Чтобы научиться плавать, нет нужды иметь в своем распоряжении Атлантический океан. Молодой адвокат может научиться начинать — это первое, что надо сделать — с таким же удобством на выездных сессиях, как и в Вестминстере. Я лично думаю, что там он сделает это несравненно скорей. Самое лучшее и верное средство испытать свои способности — это быть предоставленным самому себе. Когда старый орел хочет узнать, окрепли ли крылья у молодого орленка, он уносит его ввысь над гнездом и выпускает его из своих когтей.

Полезно поэтому будет дать несколько указаний по отношению к этой далеко не маловажной отрасли адвокатской деятельности. Ибо и в этом отношении знание не дается человеку при рождении. Говоря по правде, я знавал немало зрелых адвокатов, так называемых «старших», которые ничего бы не потеряли от напоминания им тех правил, которые они должны были бы затвердить давным-давно.

Итак, скажу прежде всего, что адвокат, ведущий на суде обвинение по уголовному делу, не должен ни в каком случае выказывать в нем своих личных чувств. Он не есть пострадавший от преступления, не исполнитель правосудия, как его иногда ошибочно называют. Он призван представить подсудимого во власть суда; ему менее чем кому-либо прилично волноваться. Я говорю это потому, что в одном недавнем процессе обвинитель, под влиянием особенной безнравственности преступника, выказал в своем усердии немало раздражения. «Правда от слова не станется», как говорит пословица, но потому, между прочим, и следует избегать резких выражений, что они ничего не доказывают.

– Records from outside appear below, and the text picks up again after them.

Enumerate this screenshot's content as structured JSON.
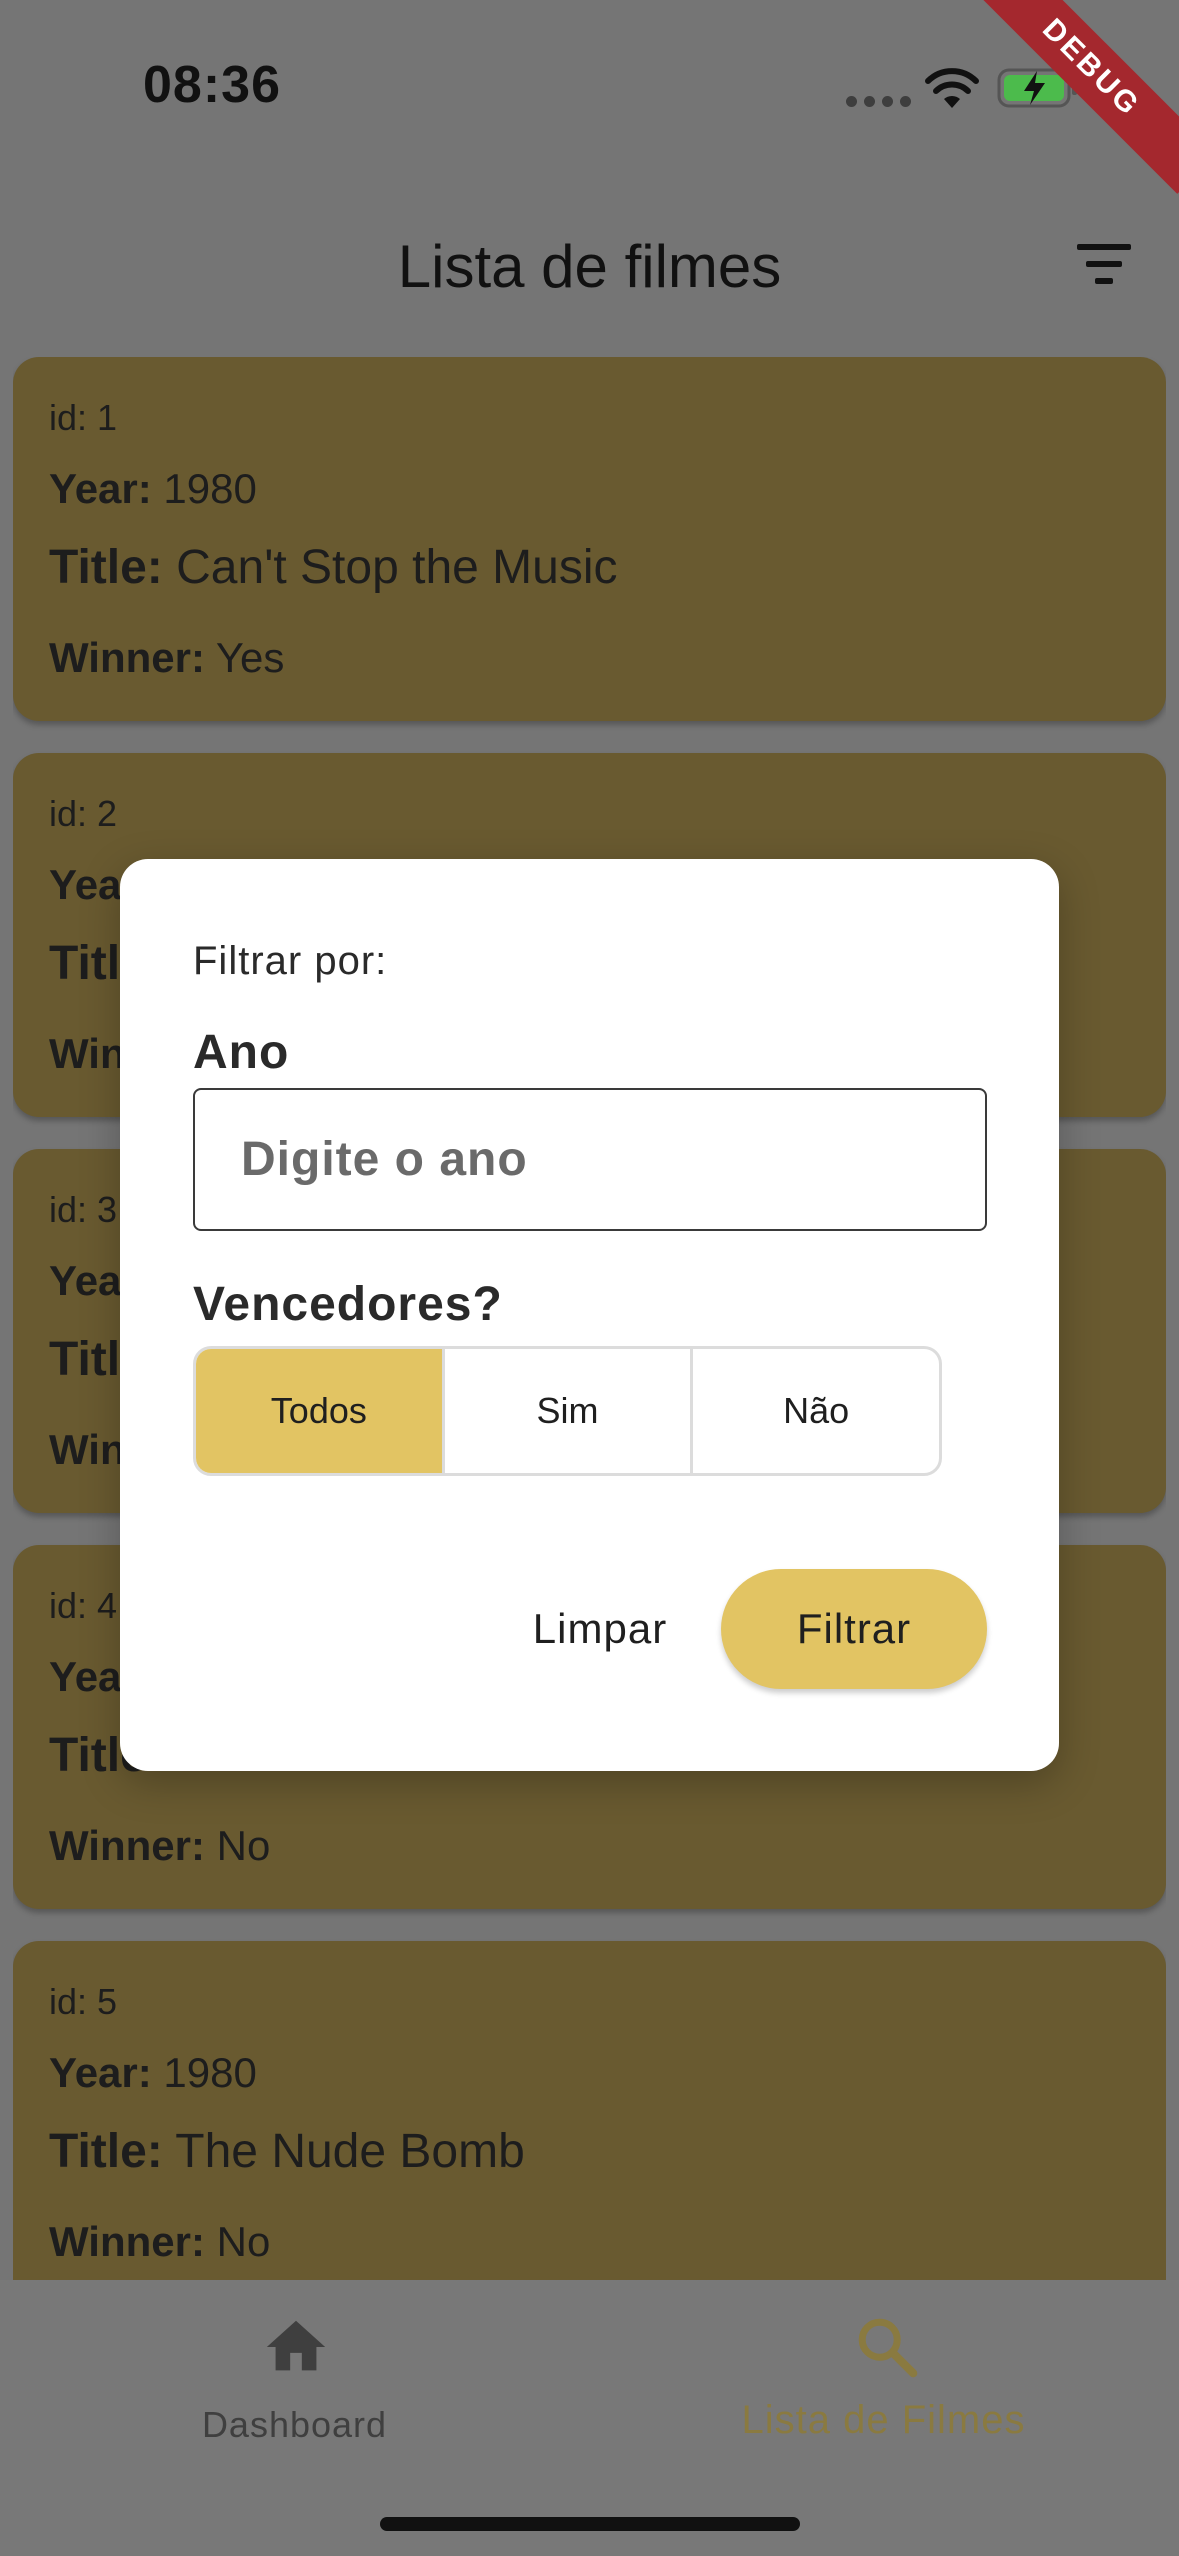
{
  "status_bar": {
    "time": "08:36"
  },
  "debug_banner": "DEBUG",
  "app_bar": {
    "title": "Lista de filmes"
  },
  "movie_list": {
    "labels": {
      "year": "Year:",
      "title": "Title:",
      "winner": "Winner:"
    },
    "items": [
      {
        "id": "id: 1",
        "year": "1980",
        "title": "Can't Stop the Music",
        "winner": "Yes"
      },
      {
        "id": "id: 2",
        "year": "",
        "title": "",
        "winner": ""
      },
      {
        "id": "id: 3",
        "year": "",
        "title": "",
        "winner": ""
      },
      {
        "id": "id: 4",
        "year": "",
        "title": "",
        "winner": "No"
      },
      {
        "id": "id: 5",
        "year": "1980",
        "title": "The Nude Bomb",
        "winner": "No"
      }
    ]
  },
  "filter_dialog": {
    "heading": "Filtrar por:",
    "year_label": "Ano",
    "year_value": "",
    "year_placeholder": "Digite o ano",
    "winners_label": "Vencedores?",
    "winner_options": [
      "Todos",
      "Sim",
      "Não"
    ],
    "selected_option": "Todos",
    "clear_label": "Limpar",
    "filter_label": "Filtrar"
  },
  "bottom_nav": {
    "items": [
      {
        "label": "Dashboard",
        "icon": "home-icon",
        "active": false
      },
      {
        "label": "Lista de Filmes",
        "icon": "search-icon",
        "active": true
      }
    ]
  },
  "colors": {
    "accent": "#e2c463",
    "card_dimmed": "#695a30",
    "nav_active_dimmed": "#8a7a40",
    "nav_inactive": "#3f3f3f",
    "scrim_background": "#757575",
    "debug_banner": "#a4282e"
  }
}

В словах обвинителя не должно быть заметно желания добиться обвинения. Кто бы ни был обвинитель, кто бы ни был подсудимый, каково бы ни было деяние, вменяемое последнему в вину, в речи обвинителя должно быть видно только одно неуклонное стремление — представить факты дела суду, призванному постановить о них свое решение.

Непоколебимая справедливость есть первый долг того, кто, как я говорил, иногда называет себя исполнителем правосудия. Ни свойство преступления, ни личность подсудимого, ни высокое положение потерпевшего, ничто иное не должно нарушать равновесие ума и сердца обвинителя.

Но предостережение против чрезмерной страстности не столь важны в делах о более жестоких или низменных преступлениях. В этих делах обыкновенно злоупотребляют гробовым тоном, как будто несчастный преступник изрекает чужими устами свои последние слова. Я имею в виду дела о клевете, при особенно предосудительных приемах виновного или когда пострадавшим является человек с выдающимся общественным положением, а также некоторые другие общественные проступки, где иногда уголовное преследование кажется возбужденным не столько во имя божественной справедливости, сколько ради простой человеческой злобы.